ShareNet is more involved than ever with affiliate social services throughout Kitsap County, achieving a successful integration with these services over the course of 2008. We are now on everyone’s list and we have a name and service recognition throughout the county. This raised profile means ShareNet is able to draw more support than previously, but also that more people seek us out for assistance. In order to disburse our non-food emergency assistance funds to the best of our ability, we have partnered with St. Vincent de Paul’s local chapter, which will qualify applicants on our behalf. Because we would like to help as many people as possible, guidelines have been established to determine level of need, allowable amount and frequency. Our goal is assistance that targets a specific, short-term problem and solves it, not a bandage or something that is relied upon season after season, or bill after bill.
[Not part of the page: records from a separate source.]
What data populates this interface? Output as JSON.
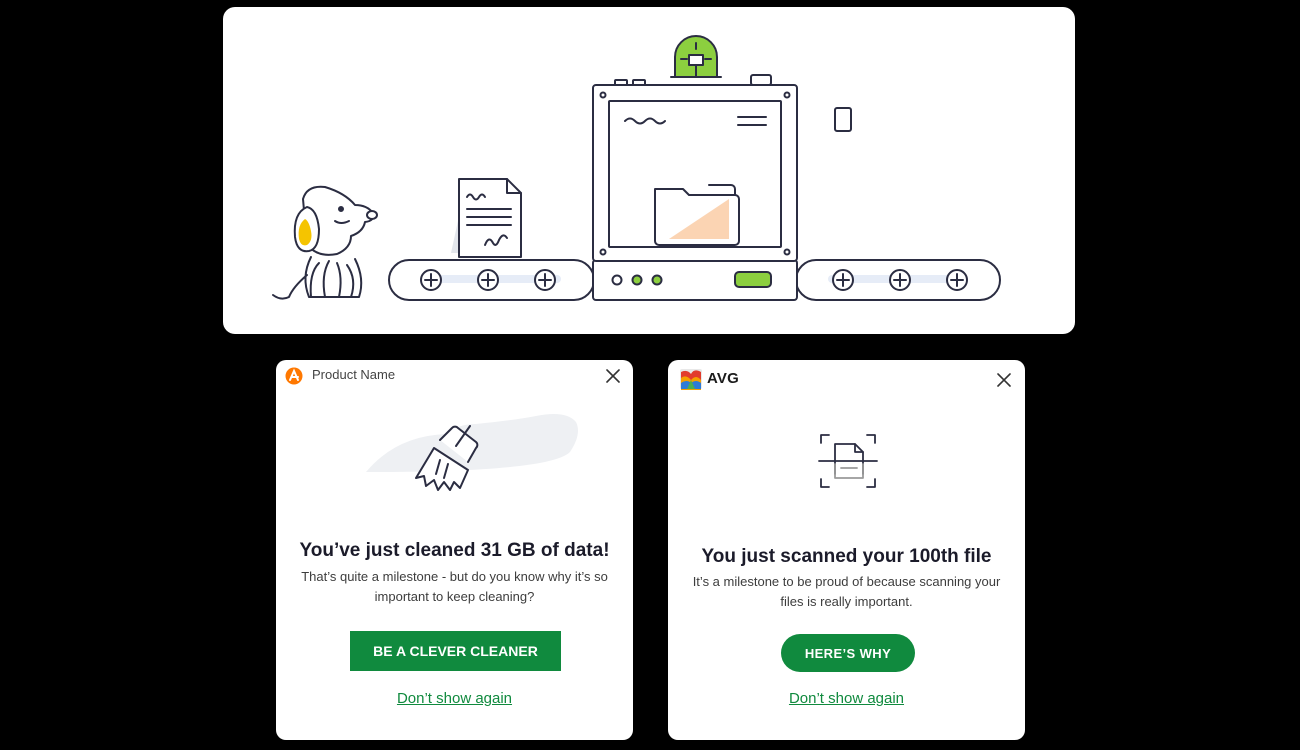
{
  "hero": {
    "illustration": "dog-watching-documents-on-conveyor-into-scanner-machine"
  },
  "cards": [
    {
      "app_logo_icon": "avast-logo-icon",
      "app_name": "Product Name",
      "close_icon": "close-icon",
      "illustration": "broom-brush-icon",
      "title": "You’ve just cleaned 31 GB of data!",
      "body": "That’s quite a milestone - but do you know why it’s so important to keep cleaning?",
      "button_label": "BE A CLEVER CLEANER",
      "link_label": "Don’t show again"
    },
    {
      "app_logo_icon": "avg-logo-icon",
      "app_name": "AVG",
      "close_icon": "close-icon",
      "illustration": "scan-file-icon",
      "title": "You just scanned your 100th file",
      "body": "It’s a milestone to be proud of because scanning your files is really important.",
      "button_label": "HERE’S WHY",
      "link_label": "Don’t show again"
    }
  ],
  "colors": {
    "brand_green": "#108a3e",
    "accent_lime": "#8ccf3f",
    "accent_peach": "#fbd4b3",
    "avast_orange": "#ff7800"
  }
}
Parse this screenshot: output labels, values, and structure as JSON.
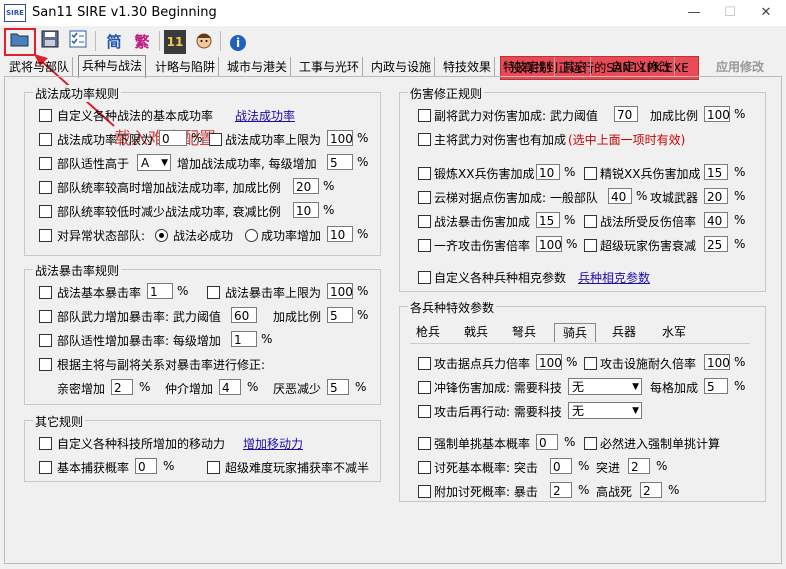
{
  "titlebar": {
    "logo": "SIRE",
    "title": "San11 SIRE v1.30 Beginning",
    "minimize": "—",
    "maximize": "☐",
    "close": "✕"
  },
  "toolbar": {
    "status": "没有找到正运行的SAN11PK.EXE",
    "apply": "应用修改",
    "jian": "简",
    "fan": "繁",
    "info": "i",
    "eleven": "11"
  },
  "overlay": "载入难度配置",
  "tabs": [
    "武将与部队",
    "兵种与战法",
    "计略与陷阱",
    "城市与港关",
    "工事与光环",
    "内政与设施",
    "特技效果",
    "特技定制",
    "其它",
    "自定义修改"
  ],
  "g1": {
    "title": "战法成功率规则",
    "r1": "自定义各种战法的基本成功率",
    "r1link": "战法成功率",
    "r2a": "战法成功率下限为",
    "r2v": "0",
    "r2p": "%",
    "r2b": "战法成功率上限为",
    "r2v2": "100",
    "r2p2": "%",
    "r3a": "部队适性高于",
    "r3sel": "A",
    "r3b": "增加战法成功率, 每级增加",
    "r3v": "5",
    "r3p": "%",
    "r4": "部队统率较高时增加战法成功率, 加成比例",
    "r4v": "20",
    "r4p": "%",
    "r5": "部队统率较低时减少战法成功率, 衰减比例",
    "r5v": "10",
    "r5p": "%",
    "r6": "对异常状态部队:",
    "r6o1": "战法必成功",
    "r6o2": "成功率增加",
    "r6v": "10",
    "r6p": "%"
  },
  "g2": {
    "title": "战法暴击率规则",
    "r1a": "战法基本暴击率",
    "r1v": "1",
    "r1p": "%",
    "r1b": "战法暴击率上限为",
    "r1v2": "100",
    "r1p2": "%",
    "r2a": "部队武力增加暴击率: 武力阈值",
    "r2v": "60",
    "r2b": "加成比例",
    "r2v2": "5",
    "r2p": "%",
    "r3": "部队适性增加暴击率: 每级增加",
    "r3v": "1",
    "r3p": "%",
    "r4": "根据主将与副将关系对暴击率进行修正:",
    "r5a": "亲密增加",
    "r5v1": "2",
    "r5p1": "%",
    "r5b": "仲介增加",
    "r5v2": "4",
    "r5p2": "%",
    "r5c": "厌恶减少",
    "r5v3": "5",
    "r5p3": "%"
  },
  "g3": {
    "title": "其它规则",
    "r1": "自定义各种科技所增加的移动力",
    "r1link": "增加移动力",
    "r2a": "基本捕获概率",
    "r2v": "0",
    "r2p": "%",
    "r2b": "超级难度玩家捕获率不减半"
  },
  "g4": {
    "title": "伤害修正规则",
    "r1a": "副将武力对伤害加成: 武力阈值",
    "r1v": "70",
    "r1b": "加成比例",
    "r1v2": "100",
    "r1p": "%",
    "r2": "主将武力对伤害也有加成",
    "r2red": "(选中上面一项时有效)",
    "r3a": "锻炼XX兵伤害加成",
    "r3v": "10",
    "r3p": "%",
    "r3b": "精锐XX兵伤害加成",
    "r3v2": "15",
    "r3p2": "%",
    "r4a": "云梯对据点伤害加成: 一般部队",
    "r4v": "40",
    "r4p": "%",
    "r4b": "攻城武器",
    "r4v2": "20",
    "r4p2": "%",
    "r5a": "战法暴击伤害加成",
    "r5v": "15",
    "r5p": "%",
    "r5b": "战法所受反伤倍率",
    "r5v2": "40",
    "r5p2": "%",
    "r6a": "一齐攻击伤害倍率",
    "r6v": "100",
    "r6p": "%",
    "r6b": "超级玩家伤害衰减",
    "r6v2": "25",
    "r6p2": "%",
    "r7": "自定义各种兵种相克参数",
    "r7link": "兵种相克参数"
  },
  "g5": {
    "title": "各兵种特效参数",
    "subtabs": [
      "枪兵",
      "戟兵",
      "弩兵",
      "骑兵",
      "兵器",
      "水军"
    ],
    "r1a": "攻击据点兵力倍率",
    "r1v": "100",
    "r1p": "%",
    "r1b": "攻击设施耐久倍率",
    "r1v2": "100",
    "r1p2": "%",
    "r2a": "冲锋伤害加成: 需要科技",
    "r2sel": "无",
    "r2b": "每格加成",
    "r2v": "5",
    "r2p": "%",
    "r3a": "攻击后再行动: 需要科技",
    "r3sel": "无",
    "r4a": "强制单挑基本概率",
    "r4v": "0",
    "r4p": "%",
    "r4b": "必然进入强制单挑计算",
    "r5a": "讨死基本概率: 突击",
    "r5v": "0",
    "r5p": "%",
    "r5b": "突进",
    "r5v2": "2",
    "r5p2": "%",
    "r6a": "附加讨死概率: 暴击",
    "r6v": "2",
    "r6p": "%",
    "r6b": "高战死",
    "r6v2": "2",
    "r6p2": "%"
  }
}
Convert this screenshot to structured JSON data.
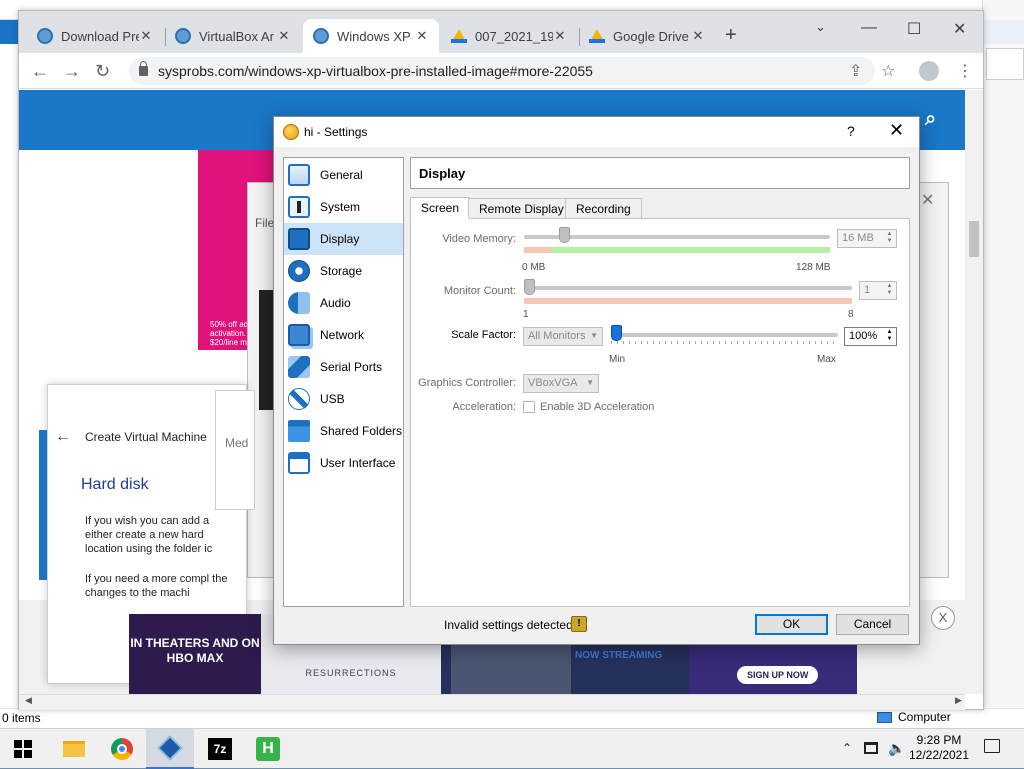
{
  "explorer": {
    "status_left": "0 items",
    "status_right": "Computer"
  },
  "browser": {
    "tabs": [
      {
        "label": "Download Pre",
        "icon": "globe-icon",
        "active": false
      },
      {
        "label": "VirtualBox Ar",
        "icon": "globe-icon",
        "active": false
      },
      {
        "label": "Windows XP",
        "icon": "globe-icon",
        "active": true
      },
      {
        "label": "007_2021_19",
        "icon": "google-drive-icon",
        "active": false
      },
      {
        "label": "Google Drive",
        "icon": "google-drive-icon",
        "active": false
      }
    ],
    "new_tab_glyph": "+",
    "url": "sysprobs.com/windows-xp-virtualbox-pre-installed-image#more-22055"
  },
  "page": {
    "ad_pink_text": "50% off ad activation. $20/line mo",
    "grey_window_menu": "File",
    "create_vm": {
      "title": "Create Virtual Machine",
      "heading": "Hard disk",
      "paragraph1": "If you wish you can add a either create a new hard location using the folder ic",
      "paragraph2": "If you need a more compl the changes to the machi"
    },
    "small_window_text": "Med",
    "ad": {
      "left_text": "IN THEATERS AND ON HBO MAX",
      "mid_text": "RESURRECTIONS",
      "right_text": "NOW STREAMING",
      "signup": "SIGN UP NOW",
      "close": "X"
    }
  },
  "dialog": {
    "title": "hi - Settings",
    "help": "?",
    "close": "✕",
    "nav": [
      {
        "label": "General",
        "icon": "general-icon",
        "selected": false
      },
      {
        "label": "System",
        "icon": "system-icon",
        "selected": false
      },
      {
        "label": "Display",
        "icon": "display-icon",
        "selected": true
      },
      {
        "label": "Storage",
        "icon": "storage-icon",
        "selected": false
      },
      {
        "label": "Audio",
        "icon": "audio-icon",
        "selected": false
      },
      {
        "label": "Network",
        "icon": "network-icon",
        "selected": false
      },
      {
        "label": "Serial Ports",
        "icon": "serial-ports-icon",
        "selected": false
      },
      {
        "label": "USB",
        "icon": "usb-icon",
        "selected": false
      },
      {
        "label": "Shared Folders",
        "icon": "shared-folders-icon",
        "selected": false
      },
      {
        "label": "User Interface",
        "icon": "user-interface-icon",
        "selected": false
      }
    ],
    "panel_title": "Display",
    "tabs": [
      "Screen",
      "Remote Display",
      "Recording"
    ],
    "active_tab": "Screen",
    "screen": {
      "video_memory": {
        "label": "Video Memory:",
        "value": "16 MB",
        "min_label": "0 MB",
        "max_label": "128 MB",
        "fraction": 0.12,
        "enabled": false
      },
      "monitor_count": {
        "label": "Monitor Count:",
        "value": "1",
        "min_label": "1",
        "max_label": "8",
        "fraction": 0.0,
        "enabled": false
      },
      "scale_factor": {
        "label": "Scale Factor:",
        "combo": "All Monitors",
        "value": "100%",
        "min_label": "Min",
        "max_label": "Max",
        "fraction": 0.0,
        "enabled": true
      },
      "graphics_controller": {
        "label": "Graphics Controller:",
        "value": "VBoxVGA"
      },
      "acceleration": {
        "label": "Acceleration:",
        "checkbox_label": "Enable 3D Acceleration",
        "checked": false
      }
    },
    "footer": {
      "message": "Invalid settings detected",
      "ok": "OK",
      "cancel": "Cancel"
    }
  },
  "taskbar": {
    "apps": [
      "file-explorer",
      "chrome",
      "virtualbox",
      "7-zip",
      "h-app"
    ],
    "app_7z_label": "7z",
    "app_h_label": "H",
    "time": "9:28 PM",
    "date": "12/22/2021"
  }
}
Another example of our community partnerships is with the free clothing bank at St. Charles Anglican Church in Poulsbo. We realized we frequently had an overflow of clothing donations that were already processed but remained unsold through our thrift store, so we formed a relationship with the clothing bank and are now able to give them items we cannot use. We did the same for a local tribal foster care program. Likewise SVDP is now accessing our funds and helping us with the qualification process, just as the Bellringers program lightened our load by taking about 20 of our holiday box recipients off our hands at Christmas. This is a perfect example of how various social services work together in patchwork and meet needs government and those in crisis cannot. It’s not always smooth sailing but, in many instances, it gets the job done.